Cubs vow urgency in July: ‘No room to slide now,’ says Anthony Rizzo
BALTIMORE – If it’s not now, it might be next year for the Cubs.
At least that’s the way a lot of them looked at this first week or two out of the All-Star break – even before the front office pulled off the crosstown-shocker trade that landed left-hander Jose Quintana from the White Sox on Thursday.
“I don’t think from our perspective anything’s different than what were already set out to do coming into the second half,” World Series MVP Ben Zobrist said.
Two games under .500, 5½ games behind the first-place Brewers, the defending champs were the most underachieving team in baseball heading to the break – never more than four games over .500, never more than two games under and never showing signs that change was imminent.
“There’s a lot to be said for having a break at the right time,” said pitcher Jake Arrieta, who turned in one of his best starts of the season Saturday in the Cubs’ 10-3 victory over the Orioles.
The Cubs pounded the Orioles’ worst-in-baseball rotation the first two games out of the break to win back-to-back games during the same road trip for the first time since April.
It might be the start of something – or not, if the first half was any indication.
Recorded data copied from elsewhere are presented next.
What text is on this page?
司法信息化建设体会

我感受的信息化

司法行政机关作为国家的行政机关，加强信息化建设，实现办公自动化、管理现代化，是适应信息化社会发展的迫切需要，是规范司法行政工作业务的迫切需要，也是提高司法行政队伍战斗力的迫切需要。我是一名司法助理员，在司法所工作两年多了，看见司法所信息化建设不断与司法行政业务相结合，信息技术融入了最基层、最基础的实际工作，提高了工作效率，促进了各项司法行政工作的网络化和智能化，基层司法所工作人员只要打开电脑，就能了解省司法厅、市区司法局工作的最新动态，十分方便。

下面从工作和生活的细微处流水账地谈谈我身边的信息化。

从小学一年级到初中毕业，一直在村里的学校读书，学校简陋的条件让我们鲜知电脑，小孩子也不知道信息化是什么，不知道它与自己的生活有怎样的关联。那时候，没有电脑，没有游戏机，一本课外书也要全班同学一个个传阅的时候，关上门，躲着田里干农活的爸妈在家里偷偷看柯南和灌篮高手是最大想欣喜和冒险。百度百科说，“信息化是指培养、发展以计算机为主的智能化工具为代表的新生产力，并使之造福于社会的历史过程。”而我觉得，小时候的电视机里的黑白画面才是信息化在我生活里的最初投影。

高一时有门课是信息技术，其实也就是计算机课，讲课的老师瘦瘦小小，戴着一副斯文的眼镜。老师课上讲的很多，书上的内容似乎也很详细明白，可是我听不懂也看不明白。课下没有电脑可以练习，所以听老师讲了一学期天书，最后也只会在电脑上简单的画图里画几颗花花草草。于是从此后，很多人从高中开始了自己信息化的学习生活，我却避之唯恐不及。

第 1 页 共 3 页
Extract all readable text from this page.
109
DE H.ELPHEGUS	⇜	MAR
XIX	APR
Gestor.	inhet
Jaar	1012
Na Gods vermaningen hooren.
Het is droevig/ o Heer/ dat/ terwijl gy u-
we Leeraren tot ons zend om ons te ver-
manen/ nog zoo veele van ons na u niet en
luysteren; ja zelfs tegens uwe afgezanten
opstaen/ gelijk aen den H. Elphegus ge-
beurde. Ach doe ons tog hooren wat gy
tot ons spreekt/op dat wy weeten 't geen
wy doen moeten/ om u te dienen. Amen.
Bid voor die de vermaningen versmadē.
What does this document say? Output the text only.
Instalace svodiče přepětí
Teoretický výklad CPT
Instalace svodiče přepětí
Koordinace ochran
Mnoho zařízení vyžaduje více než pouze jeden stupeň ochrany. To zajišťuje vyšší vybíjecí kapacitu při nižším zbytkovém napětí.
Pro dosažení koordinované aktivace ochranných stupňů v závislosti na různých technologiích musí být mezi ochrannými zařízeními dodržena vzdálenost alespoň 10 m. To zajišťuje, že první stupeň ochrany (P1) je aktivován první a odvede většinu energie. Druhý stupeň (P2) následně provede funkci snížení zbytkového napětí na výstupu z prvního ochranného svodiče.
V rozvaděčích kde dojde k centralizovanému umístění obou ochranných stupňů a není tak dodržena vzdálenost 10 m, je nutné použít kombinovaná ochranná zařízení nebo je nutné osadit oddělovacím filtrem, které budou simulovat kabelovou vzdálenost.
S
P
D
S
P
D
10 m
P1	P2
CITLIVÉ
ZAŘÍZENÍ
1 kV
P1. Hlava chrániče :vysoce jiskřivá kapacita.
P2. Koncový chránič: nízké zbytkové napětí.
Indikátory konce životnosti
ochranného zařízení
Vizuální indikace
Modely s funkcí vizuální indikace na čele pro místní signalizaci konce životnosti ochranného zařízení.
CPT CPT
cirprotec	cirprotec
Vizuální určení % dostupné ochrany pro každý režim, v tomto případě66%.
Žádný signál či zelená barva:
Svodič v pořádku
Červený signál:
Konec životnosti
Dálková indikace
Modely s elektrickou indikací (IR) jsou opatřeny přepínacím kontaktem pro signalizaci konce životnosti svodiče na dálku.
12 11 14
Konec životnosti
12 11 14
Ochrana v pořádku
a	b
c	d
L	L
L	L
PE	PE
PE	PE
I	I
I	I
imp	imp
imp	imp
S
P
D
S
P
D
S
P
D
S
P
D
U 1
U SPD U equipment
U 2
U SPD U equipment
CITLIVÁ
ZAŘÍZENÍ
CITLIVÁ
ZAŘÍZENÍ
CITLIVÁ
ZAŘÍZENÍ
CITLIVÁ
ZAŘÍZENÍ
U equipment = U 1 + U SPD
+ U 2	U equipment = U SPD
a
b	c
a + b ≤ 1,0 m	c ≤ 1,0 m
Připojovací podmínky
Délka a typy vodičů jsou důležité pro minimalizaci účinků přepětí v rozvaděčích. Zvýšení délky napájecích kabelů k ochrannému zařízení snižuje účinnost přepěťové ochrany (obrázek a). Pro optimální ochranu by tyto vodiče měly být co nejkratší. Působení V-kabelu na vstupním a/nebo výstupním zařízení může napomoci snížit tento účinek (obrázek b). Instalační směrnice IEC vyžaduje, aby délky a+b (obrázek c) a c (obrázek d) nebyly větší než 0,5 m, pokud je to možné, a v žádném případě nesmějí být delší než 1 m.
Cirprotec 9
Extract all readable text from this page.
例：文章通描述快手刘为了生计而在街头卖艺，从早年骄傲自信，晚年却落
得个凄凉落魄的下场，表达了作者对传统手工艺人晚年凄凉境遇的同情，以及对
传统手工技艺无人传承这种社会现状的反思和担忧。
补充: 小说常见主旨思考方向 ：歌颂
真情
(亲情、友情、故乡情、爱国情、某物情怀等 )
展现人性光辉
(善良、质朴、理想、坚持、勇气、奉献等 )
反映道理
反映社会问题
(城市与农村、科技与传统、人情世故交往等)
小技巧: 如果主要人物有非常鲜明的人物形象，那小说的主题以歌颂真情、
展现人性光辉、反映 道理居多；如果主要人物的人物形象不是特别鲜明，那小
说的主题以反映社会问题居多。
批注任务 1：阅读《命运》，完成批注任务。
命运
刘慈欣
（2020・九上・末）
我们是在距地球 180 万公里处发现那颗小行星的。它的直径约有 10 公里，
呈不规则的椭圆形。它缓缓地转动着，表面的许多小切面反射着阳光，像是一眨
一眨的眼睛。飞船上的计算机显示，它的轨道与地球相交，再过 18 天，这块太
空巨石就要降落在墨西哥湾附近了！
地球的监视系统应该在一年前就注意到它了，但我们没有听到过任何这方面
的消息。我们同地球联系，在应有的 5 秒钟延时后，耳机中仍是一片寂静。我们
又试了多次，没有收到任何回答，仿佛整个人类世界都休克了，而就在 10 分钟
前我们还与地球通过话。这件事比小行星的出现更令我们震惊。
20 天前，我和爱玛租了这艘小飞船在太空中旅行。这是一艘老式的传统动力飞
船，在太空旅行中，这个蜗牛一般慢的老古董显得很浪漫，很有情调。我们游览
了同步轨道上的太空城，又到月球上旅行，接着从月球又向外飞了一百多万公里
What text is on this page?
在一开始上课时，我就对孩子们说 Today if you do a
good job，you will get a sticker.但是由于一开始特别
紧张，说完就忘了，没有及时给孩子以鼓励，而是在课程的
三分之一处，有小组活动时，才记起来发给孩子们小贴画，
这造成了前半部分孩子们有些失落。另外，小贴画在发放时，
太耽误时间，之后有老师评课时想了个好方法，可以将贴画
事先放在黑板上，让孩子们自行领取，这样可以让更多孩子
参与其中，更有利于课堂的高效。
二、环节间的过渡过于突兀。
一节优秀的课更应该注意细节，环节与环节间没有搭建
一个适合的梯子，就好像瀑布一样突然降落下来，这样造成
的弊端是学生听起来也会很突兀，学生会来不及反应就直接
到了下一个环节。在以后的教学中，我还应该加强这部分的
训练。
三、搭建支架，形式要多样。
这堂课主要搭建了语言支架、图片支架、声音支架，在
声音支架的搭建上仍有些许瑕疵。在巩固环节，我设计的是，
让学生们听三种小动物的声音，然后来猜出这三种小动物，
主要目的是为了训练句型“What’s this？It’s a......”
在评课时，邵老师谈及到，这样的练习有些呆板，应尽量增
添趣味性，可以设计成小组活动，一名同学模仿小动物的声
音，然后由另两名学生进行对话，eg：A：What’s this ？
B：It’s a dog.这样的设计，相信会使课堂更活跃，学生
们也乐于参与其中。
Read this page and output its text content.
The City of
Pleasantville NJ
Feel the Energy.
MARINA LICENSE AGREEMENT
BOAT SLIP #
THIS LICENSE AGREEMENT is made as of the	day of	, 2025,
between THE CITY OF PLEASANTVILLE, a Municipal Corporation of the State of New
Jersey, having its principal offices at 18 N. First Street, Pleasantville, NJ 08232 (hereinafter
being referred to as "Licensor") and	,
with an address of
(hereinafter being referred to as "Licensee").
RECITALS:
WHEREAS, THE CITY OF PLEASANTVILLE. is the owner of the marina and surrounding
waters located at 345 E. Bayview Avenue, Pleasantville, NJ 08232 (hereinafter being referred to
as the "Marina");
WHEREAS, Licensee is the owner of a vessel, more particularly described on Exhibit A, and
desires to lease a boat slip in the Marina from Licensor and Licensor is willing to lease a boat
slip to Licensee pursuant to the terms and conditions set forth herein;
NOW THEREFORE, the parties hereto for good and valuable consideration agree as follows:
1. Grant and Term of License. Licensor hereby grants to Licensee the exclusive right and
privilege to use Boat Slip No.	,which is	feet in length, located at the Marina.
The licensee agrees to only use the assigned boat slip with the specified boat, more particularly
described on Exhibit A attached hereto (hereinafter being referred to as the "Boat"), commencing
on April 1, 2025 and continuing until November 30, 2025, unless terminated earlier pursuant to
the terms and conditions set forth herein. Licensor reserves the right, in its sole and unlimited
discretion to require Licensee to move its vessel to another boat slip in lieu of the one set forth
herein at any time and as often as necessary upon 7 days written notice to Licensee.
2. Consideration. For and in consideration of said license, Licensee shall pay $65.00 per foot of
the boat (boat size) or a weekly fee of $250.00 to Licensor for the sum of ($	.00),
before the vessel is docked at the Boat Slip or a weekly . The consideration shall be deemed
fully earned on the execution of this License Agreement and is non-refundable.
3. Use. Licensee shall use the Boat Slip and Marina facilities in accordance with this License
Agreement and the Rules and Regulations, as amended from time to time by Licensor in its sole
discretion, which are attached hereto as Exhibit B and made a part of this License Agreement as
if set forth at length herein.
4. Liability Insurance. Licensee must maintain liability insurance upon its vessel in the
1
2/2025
At the very least it syncs well with Quintana’s debut Sunday, just ahead of John Lackey’s return from the disabled list the next series in Atlanta.
“It’s just that time to really find our groove,” lefty Mike Montgomery said. “Adding him, and just what these guys are capable of, we feel pretty good about it.”
The start of something? It better be if they plan to make a move before the sense of urgency morphs into desperation.
If the first two games didn’t already suggest it, the schedule out of the break is comparatively soft, with also-rans in the Orioles and Braves on the road, followed by the mediocre Cardinals and rebuilding White Sox at home, followed by two more against the White Sox on the South Side and then a three-game showdown with the Brewers in Milwaukee.
That leads into July 31, trading deadline day.
“It’s a really important two weeks,” team president Theo Epstein said Friday, talking about the team’s plans to add more before the deadline. “If we can get hot and start to play the way that we know we’re capable of, that probably puts us in a little bit more aggressive posture, trying to maximize all 25 spots on the roster and maybe even do some things for this year.
“But if we don’t get hot, obviously, we’d have a little bit longer-term perspective.”
First baseman Anthony Rizzo said the Cubs don’t need any more incentive than they already had coming out of their four days off.
“Winning’s addicting. We want to get back to the top and be the best,” Rizzo said. “There’s no room to slide now. We’re going to go out there and keep playing hard and believe it’s going to turn.”
That’s where the starting pitching comes in, say Joe Maddon and history.
“It’s going to start with us. We know it,” Montgomery said. “We won last year because of our pitching. We’re kind of looking forward to that.”
After riding their 2.96 rotation ERA to a wire-to-wire division title last season, the Cubs have staggered in large part because of a first-half 4.66 rotation ERA that Arrieta improved Saturday, when he allowed just one earned run in 6 2/3 innings.
Quintana can make his impact felt Sunday.
If anything, said Jon Lester, there’s more incentive in not “wasting” Quintana’s talents than in pushing the front office to add more by the end of the month.
“It gives you a little shot in the arm and you say, ‘Hey, let’s get going and make this mean something’ as opposed to you make a trade and you waste prospects for nothing,” he said.
Quintana, of course, was acquired with the longer term in mind because he’s under club control through 2020. But Lester compared it to last year, when the Cubs acquired rent-a-closer Aroldis Chapman in July.
“If we don’t win the World Series [after that trade] you waste prospects for basically nothing,” he said. “That’s what gives players that little extra incentive to make trades work when guys to make big deals.”
What about Epstein making more this month?
“Obviously, he’s not going to make a big deal if we’re not doing well,” said Lester, who starts Monday in Atlanta. “That’s on us to play, and whatever he decides that we need, we need. But the guys in this clubhouse can’t worry about what’s going on up there, and who’s talking about what.
“If we don’t [make a deal], we have a really good team in this clubhouse, and we’ll continue to just try to play good baseball.”
“We can only control what we can control,” shortstop Addison Russell said. “We got Quintana, and we welcome him. He’s going to be part of something great.”